# Halloween city mess up



## gruesome (Dec 6, 2009)

Not sure if i am allowed to post links but halloween city has a huge frankenstein costume with mask pants jacket socks and inflatable shoulders for 12.99 not sure if someone can use it or not but thats cheap.....it has to be a price screw up


----------



## Dr. Maniaco (Sep 7, 2012)

The site says "This item is not available at this time."


----------



## RoxyBlue (Oct 6, 2008)

See, that's what happens when you put things on sale. They get bought up

Here's the costume - it's hilarious. Frank Sinatra might be rolling in his grave.

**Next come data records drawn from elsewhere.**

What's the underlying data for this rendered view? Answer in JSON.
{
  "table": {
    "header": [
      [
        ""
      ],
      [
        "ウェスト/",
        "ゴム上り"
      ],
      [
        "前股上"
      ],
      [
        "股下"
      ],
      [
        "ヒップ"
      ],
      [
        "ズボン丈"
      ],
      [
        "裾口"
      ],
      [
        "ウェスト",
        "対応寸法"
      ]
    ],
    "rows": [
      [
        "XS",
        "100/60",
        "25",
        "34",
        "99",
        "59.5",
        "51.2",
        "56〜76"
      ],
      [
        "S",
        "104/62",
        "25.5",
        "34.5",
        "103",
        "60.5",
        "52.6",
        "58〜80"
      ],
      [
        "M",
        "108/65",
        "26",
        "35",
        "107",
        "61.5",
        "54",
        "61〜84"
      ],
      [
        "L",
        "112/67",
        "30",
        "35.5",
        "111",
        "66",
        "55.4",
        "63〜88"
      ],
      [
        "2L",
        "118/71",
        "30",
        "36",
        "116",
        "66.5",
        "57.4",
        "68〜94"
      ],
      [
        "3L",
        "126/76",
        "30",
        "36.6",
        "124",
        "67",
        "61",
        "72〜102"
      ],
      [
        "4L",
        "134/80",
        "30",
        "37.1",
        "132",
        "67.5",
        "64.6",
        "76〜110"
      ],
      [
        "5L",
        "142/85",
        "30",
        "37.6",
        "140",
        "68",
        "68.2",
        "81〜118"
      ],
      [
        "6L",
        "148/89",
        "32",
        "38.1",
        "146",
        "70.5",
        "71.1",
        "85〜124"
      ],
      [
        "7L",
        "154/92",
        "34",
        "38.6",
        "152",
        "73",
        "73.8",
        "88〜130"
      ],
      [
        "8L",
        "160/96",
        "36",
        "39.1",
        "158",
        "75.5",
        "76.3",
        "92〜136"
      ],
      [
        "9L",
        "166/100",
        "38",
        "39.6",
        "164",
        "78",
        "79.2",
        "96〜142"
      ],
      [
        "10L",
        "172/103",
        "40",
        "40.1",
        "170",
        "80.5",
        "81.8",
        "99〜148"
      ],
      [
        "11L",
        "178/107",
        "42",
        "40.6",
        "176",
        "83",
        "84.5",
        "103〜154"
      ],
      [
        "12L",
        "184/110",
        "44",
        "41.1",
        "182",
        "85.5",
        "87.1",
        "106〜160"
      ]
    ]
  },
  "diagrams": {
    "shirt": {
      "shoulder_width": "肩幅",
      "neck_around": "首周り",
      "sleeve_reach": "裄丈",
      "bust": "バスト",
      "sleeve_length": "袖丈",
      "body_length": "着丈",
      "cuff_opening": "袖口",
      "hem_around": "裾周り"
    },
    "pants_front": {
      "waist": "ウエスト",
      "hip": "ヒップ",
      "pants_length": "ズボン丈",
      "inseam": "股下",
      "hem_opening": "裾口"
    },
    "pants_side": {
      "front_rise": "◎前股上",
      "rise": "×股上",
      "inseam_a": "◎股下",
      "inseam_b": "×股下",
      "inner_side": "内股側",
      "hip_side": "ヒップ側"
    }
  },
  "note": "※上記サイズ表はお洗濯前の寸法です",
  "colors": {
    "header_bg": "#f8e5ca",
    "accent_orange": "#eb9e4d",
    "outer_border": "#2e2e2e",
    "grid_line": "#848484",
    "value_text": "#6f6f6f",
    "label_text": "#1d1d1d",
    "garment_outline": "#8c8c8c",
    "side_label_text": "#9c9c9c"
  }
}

http://www.halloweencity.com/produc...=Search&navSet=Frankenstein&bypass_redirect=1


----------



## BioHazardCustoms (Aug 5, 2009)

Looks like they are still in stock. Love the Cartoonish detail in the mask, though!


----------



## RoxyBlue (Oct 6, 2008)

Nope, if you look to the right of the costume name, you'll see the "item not available" message.


----------



## BioHazardCustoms (Aug 5, 2009)

Oh, okay. I didn't see that before.


----------



## Mazz (Jun 24, 2007)

Love it. Looking at it made me laugh.


----------